Revelations from the Russian Archives

Revelations from the Russian Archives PDF Author: Diane P. Koenker
Publisher:
ISBN: 9781780393803
Category : History
Languages : en
Pages : 836

Book Description


Between Dictatorship and Democracy

Between Dictatorship and Democracy PDF Author: Michael McFaul
Publisher: Carnegie Endowment
ISBN: 0870032909
Category : History
Languages : en
Pages : 378

Book Description
For hundreds of years, dictators have ruled Russia. Do they still? In the late 1980s, Soviet President Mikhail Gorbachev launched a series of political reforms that eventually allowed for competitive elections, the emergence of an independent press, the formation of political parties, and the sprouting of civil society.

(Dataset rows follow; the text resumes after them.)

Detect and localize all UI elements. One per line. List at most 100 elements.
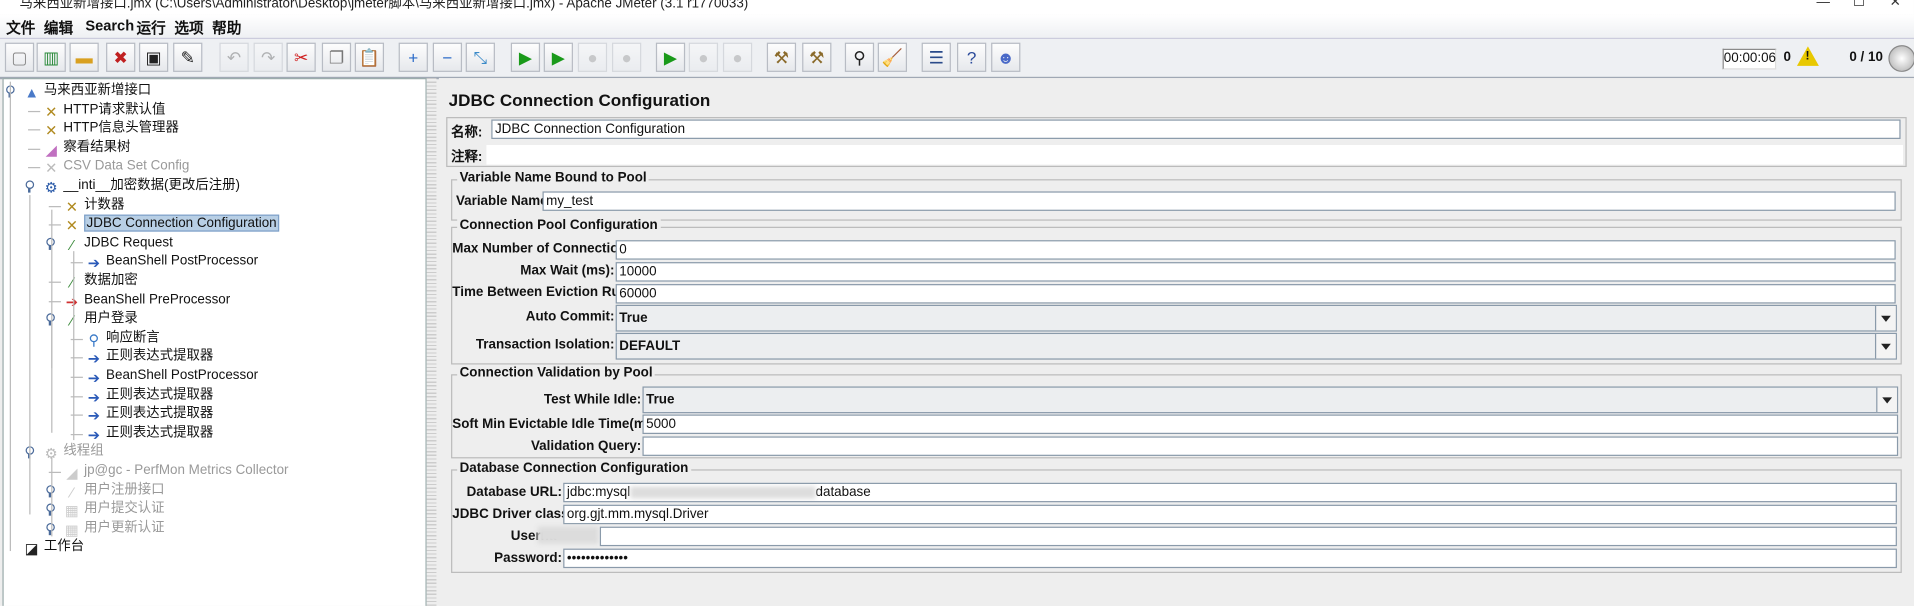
toolbar: 00:00:06 0 ! 0 / 10 ▢ ▥ ▬ ✖ ▣ ✎ ↶ ↷ ✂ ❐ 📋 + − ⤡ ▶ ▶ ● ● ▶ ●…: [0, 37, 1914, 80]
log-status-icon[interactable]: [1888, 45, 1914, 72]
shutdown-button[interactable]: ●: [611, 42, 642, 72]
tree-node[interactable]: ➔ 正则表达式提取器: [85, 386, 214, 405]
redo-button[interactable]: ↷: [253, 42, 283, 72]
chevron-down-icon[interactable]: [1876, 387, 1897, 413]
split-pane-divider[interactable]: [426, 78, 437, 606]
driver-class-input[interactable]: org.gjt.mm.mysql.Driver: [563, 504, 1897, 525]
templates-button[interactable]: ▥: [36, 42, 66, 72]
tree-node[interactable]: ◢ jp@gc - PerfMon Metrics Collector: [63, 462, 288, 481]
save-button[interactable]: ▣: [138, 42, 169, 72]
tree-node-label: BeanShell PreProcessor: [84, 292, 231, 307]
expand-toggle-icon[interactable]: [25, 180, 35, 193]
tree-node[interactable]: ▦ 用户更新认证: [63, 519, 165, 538]
tree-node[interactable]: ✕ CSV Data Set Config: [43, 158, 190, 177]
clear-button[interactable]: ⚒: [766, 42, 797, 72]
tree-node[interactable]: ◢ 察看结果树: [43, 139, 131, 158]
eviction-runs-input[interactable]: 60000: [615, 284, 1896, 304]
post-processor-icon: ➔: [87, 350, 101, 368]
menu-file[interactable]: 文件: [6, 17, 35, 38]
variable-name-input[interactable]: my_test: [542, 191, 1896, 211]
jmeter-window: 马来西亚新增接口.jmx (C:\Users\Administrator\Des…: [0, 0, 1914, 606]
function-helper-button[interactable]: ☰: [921, 42, 951, 72]
search-button[interactable]: ⚲: [844, 42, 875, 72]
config-element-icon: ✕: [65, 198, 79, 216]
close-window-button[interactable]: ✕: [1890, 0, 1901, 9]
tree-node-label: BeanShell PostProcessor: [106, 368, 259, 383]
tree-node[interactable]: ✕ 计数器: [63, 196, 125, 216]
open-button[interactable]: ▬: [69, 42, 99, 72]
transaction-isolation-label: Transaction Isolation:: [475, 337, 615, 353]
toggle-button[interactable]: ⤡: [465, 42, 495, 72]
close-button[interactable]: ✖: [106, 42, 136, 72]
database-url-label: Database URL:: [466, 485, 563, 500]
clear-all-button[interactable]: ⚒: [802, 42, 832, 72]
tree-node[interactable]: ⚲ 响应断言: [85, 329, 159, 348]
comment-input[interactable]: [486, 145, 1904, 165]
tree-node[interactable]: ➔ BeanShell PostProcessor: [85, 367, 259, 386]
paste-button[interactable]: 📋: [354, 42, 385, 72]
reset-search-button[interactable]: 🧹: [877, 42, 908, 72]
test-plan-tree[interactable]: ▲ 马来西亚新增接口 ✕ HTTP请求默认值 ✕ HTTP信息头管理器 ◢ 察看结果树 ✕ CSV…: [2, 78, 427, 606]
max-connections-input[interactable]: 0: [615, 240, 1896, 260]
remote-shutdown-button[interactable]: ●: [722, 42, 753, 72]
menu-search[interactable]: Search: [85, 17, 134, 34]
chevron-down-icon[interactable]: [1874, 334, 1896, 359]
tree-connector: [28, 129, 41, 131]
logger-button[interactable]: ☻: [991, 42, 1021, 72]
max-wait-input[interactable]: 10000: [615, 262, 1896, 282]
tree-node[interactable]: ▦ 用户提交认证: [63, 500, 165, 519]
tree-node[interactable]: ◪ 工作台: [23, 538, 84, 557]
expand-button[interactable]: +: [398, 42, 428, 72]
validation-query-input[interactable]: [642, 436, 1899, 456]
tree-node[interactable]: ⚙ __inti__加密数据(更改后注册): [43, 177, 240, 196]
tree-node[interactable]: ✕ HTTP信息头管理器: [43, 120, 179, 139]
help-button[interactable]: ?: [956, 42, 987, 72]
tree-node-label: CSV Data Set Config: [63, 158, 190, 174]
tree-node[interactable]: ✕ JDBC Connection Configuration: [63, 214, 280, 234]
copy-button[interactable]: ❐: [321, 42, 352, 72]
menu-run[interactable]: 运行: [137, 17, 166, 38]
tree-node[interactable]: ➔ 正则表达式提取器: [85, 405, 214, 425]
tree-node[interactable]: ➔ BeanShell PreProcessor: [63, 291, 231, 310]
start-button[interactable]: ▶: [510, 42, 541, 72]
start-no-pauses-button[interactable]: ▶: [543, 42, 573, 72]
password-input[interactable]: •••••••••••••: [563, 548, 1897, 569]
menu-options[interactable]: 选项: [174, 17, 203, 38]
tree-node[interactable]: ▲ 马来西亚新增接口: [23, 82, 151, 101]
save-as-button[interactable]: ✎: [173, 42, 203, 72]
cut-button[interactable]: ✂: [286, 42, 316, 72]
maximize-button[interactable]: ☐: [1853, 0, 1865, 9]
tree-node[interactable]: ⁄ 数据加密: [63, 272, 138, 291]
post-processor-icon: ➔: [87, 407, 101, 425]
tree-node[interactable]: ➔ BeanShell PostProcessor: [85, 253, 258, 272]
tree-node[interactable]: ✕ HTTP请求默认值: [43, 101, 165, 120]
tree-node[interactable]: ➔ 正则表达式提取器: [85, 348, 214, 368]
tree-node[interactable]: ➔ 正则表达式提取器: [85, 424, 214, 443]
test-while-idle-value: True: [646, 392, 675, 408]
test-while-idle-select[interactable]: True: [642, 386, 1899, 414]
save-as-icon: ✎: [180, 47, 195, 68]
tree-node[interactable]: ⁄ JDBC Request: [63, 234, 173, 253]
auto-commit-select[interactable]: True: [615, 304, 1897, 332]
undo-button[interactable]: ↶: [219, 42, 249, 72]
validation-group-legend: Connection Validation by Pool: [457, 365, 656, 381]
title-bar: 马来西亚新增接口.jmx (C:\Users\Administrator\Des…: [0, 0, 1914, 15]
username-input[interactable]: [599, 526, 1897, 547]
collapse-button[interactable]: −: [432, 42, 463, 72]
database-url-input[interactable]: jdbc:mysql database: [563, 482, 1897, 503]
tree-node[interactable]: ⁄ 用户注册接口: [63, 481, 165, 500]
warning-icon[interactable]: !: [1796, 46, 1819, 66]
menu-help[interactable]: 帮助: [212, 17, 241, 38]
transaction-isolation-select[interactable]: DEFAULT: [615, 332, 1897, 360]
page-title: JDBC Connection Configuration: [448, 90, 711, 110]
new-button[interactable]: ▢: [4, 42, 35, 72]
tree-node[interactable]: ⁄ 用户登录: [63, 310, 138, 329]
minimize-button[interactable]: —: [1816, 0, 1829, 9]
menu-edit[interactable]: 编辑: [44, 17, 73, 38]
remote-stop-button[interactable]: ●: [688, 42, 719, 72]
chevron-down-icon[interactable]: [1874, 305, 1896, 331]
stop-button[interactable]: ●: [577, 42, 608, 72]
soft-min-idle-input[interactable]: 5000: [642, 414, 1899, 434]
name-input[interactable]: JDBC Connection Configuration: [491, 119, 1901, 139]
remote-start-button[interactable]: ▶: [655, 42, 686, 72]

After the collapse of the Soviet Union in 1991, these proto-democratic institutions endured in an independent Russia. But did the processes unleashed by Gorbachev and continued under Russian President Boris Yeltsin lead eventually to liberal democracy in Russia? If not, what kind of political regime did take hold in post-Soviet Russia? And how has Vladimir Putin's rise to power influenced the course of democratic consolidation or the lack thereof? Between Dictatorship and Democracy seeks to give a comprehensive answer to these fundamental questions about the nature of Russian politics.